Echoing the rationale advanced by the administration for its war on terror and its sharp budget requests for homeland defense, the organizations contend that increases in foreign aid will "enhance our own state security," said Mary E. McClymont, president of InterAction, the umbrella group launching the five-year campaign.

"We had higher levels of support during the Cold War. Ten years ago, if you adjust for inflation and population growth, $ 1 billion more was being spent on these issues," McClymont said. "It's got to be fixed. It's a matter of turning the rhetoric into reality." McClymont focused her criticism on $ 3.8 billion proposed last week by the administration in seven accounts, including basic education, health care, refugee and disaster response, and democracy projects. The administration's entire international affairs proposal is $ 16.1 billion.

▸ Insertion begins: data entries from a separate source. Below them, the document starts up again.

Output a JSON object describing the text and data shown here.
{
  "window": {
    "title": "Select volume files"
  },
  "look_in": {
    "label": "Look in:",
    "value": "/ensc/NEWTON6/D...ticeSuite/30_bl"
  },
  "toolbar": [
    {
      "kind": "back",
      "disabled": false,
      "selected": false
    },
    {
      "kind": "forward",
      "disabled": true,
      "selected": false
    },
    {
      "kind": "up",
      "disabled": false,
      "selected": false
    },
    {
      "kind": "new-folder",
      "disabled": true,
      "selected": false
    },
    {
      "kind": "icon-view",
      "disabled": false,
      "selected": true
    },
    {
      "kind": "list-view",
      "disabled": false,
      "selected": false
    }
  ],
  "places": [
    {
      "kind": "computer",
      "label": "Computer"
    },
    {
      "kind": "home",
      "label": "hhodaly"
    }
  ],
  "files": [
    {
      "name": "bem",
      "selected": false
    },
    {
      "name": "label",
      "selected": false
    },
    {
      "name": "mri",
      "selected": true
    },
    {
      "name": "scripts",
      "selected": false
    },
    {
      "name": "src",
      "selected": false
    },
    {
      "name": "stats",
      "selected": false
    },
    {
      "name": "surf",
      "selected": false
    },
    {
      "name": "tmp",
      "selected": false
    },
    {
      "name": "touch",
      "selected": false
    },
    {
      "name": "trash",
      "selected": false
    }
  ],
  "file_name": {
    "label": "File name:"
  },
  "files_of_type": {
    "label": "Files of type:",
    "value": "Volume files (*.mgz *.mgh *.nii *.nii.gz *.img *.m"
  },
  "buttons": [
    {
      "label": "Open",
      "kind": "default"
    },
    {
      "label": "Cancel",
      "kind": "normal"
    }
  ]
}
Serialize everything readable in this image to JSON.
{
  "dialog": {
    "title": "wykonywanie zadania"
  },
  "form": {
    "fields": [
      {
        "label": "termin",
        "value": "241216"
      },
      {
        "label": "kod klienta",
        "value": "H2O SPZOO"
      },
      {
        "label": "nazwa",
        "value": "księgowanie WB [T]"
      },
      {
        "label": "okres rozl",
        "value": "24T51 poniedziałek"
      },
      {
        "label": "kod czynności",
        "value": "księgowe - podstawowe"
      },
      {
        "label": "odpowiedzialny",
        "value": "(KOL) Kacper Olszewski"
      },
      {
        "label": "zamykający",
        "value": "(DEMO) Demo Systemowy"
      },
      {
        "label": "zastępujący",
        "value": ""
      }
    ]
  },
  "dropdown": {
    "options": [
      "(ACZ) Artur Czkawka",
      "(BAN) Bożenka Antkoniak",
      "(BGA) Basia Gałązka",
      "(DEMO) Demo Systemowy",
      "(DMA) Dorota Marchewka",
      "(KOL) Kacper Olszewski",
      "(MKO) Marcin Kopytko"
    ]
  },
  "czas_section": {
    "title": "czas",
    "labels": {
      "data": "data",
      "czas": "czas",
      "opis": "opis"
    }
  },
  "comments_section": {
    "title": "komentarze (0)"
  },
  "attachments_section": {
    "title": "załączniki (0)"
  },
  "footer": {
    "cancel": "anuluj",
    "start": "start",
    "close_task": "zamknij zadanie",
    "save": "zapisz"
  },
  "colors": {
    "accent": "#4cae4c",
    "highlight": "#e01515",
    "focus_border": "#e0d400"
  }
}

Patrick Cronin, assistant director of the U.S. Agency for International Development, noted that development assistance would rise 9 percent if the State Department's proposed budget is approved. He said the most significant increases include funding for overseas AIDS programs and education.

But Cronin also said U.S. agencies must focus on delivering aid more effectively before they can seek dramatic increases in funding. "If we've learned anything, we know that for development assistance to be effective, it has to be spent effectively," he said. "We have to earn the trust of skeptical institutions within the U.S. government," referring to Congress and the Office of Management and Budget.

The United States spends less on foreign aid as a percentage of national income than any of the world's 21 other most developed countries.

"The current budget would not solve that problem," said Bill O'Keefe, director of government relations for Catholic Relief Services, a member of InterAction. "We believe, frankly, that most Americans are interested in helping people around the world be more self-sufficient and pull themselves out of abject poverty. We hope our government will respond to that."

The administration has dismissed earlier calls from its allies for a coordinated doubling of foreign aid to poor countries. When Microsoft's Bill Gates chastised the U.S. government for being a "laggard" in foreign spending earlier this month, Treasury Secretary Paul H. O'Neill replied that poor countries have collected "trillions of dollars in aid over the years with precious little to show for it."

Americans typically respond in opinion polls that about 20 percent of government spending goes abroad, said Steven Kull, director of the Program on International Policy Studies at the University of Maryland. The true proportion is less than 1 percent. Most people think the right amount would be 10 percent, but they also worry that the vast majority of foreign aid fails to reach the people who need it most.

"There are a lot of concerns about foreign aid money ending up in the pockets of corrupt foreign officials," Kull said. To be successful, he contended, a case for doubling U.S. spending would have to be coupled with information about how the money is actually spent.

InterAction considers an improvement in the effectiveness of foreign aid to be a central part of a campaign designed to "reinvigorate America's role," with its partners, in building "safer, more stable and democratic societies."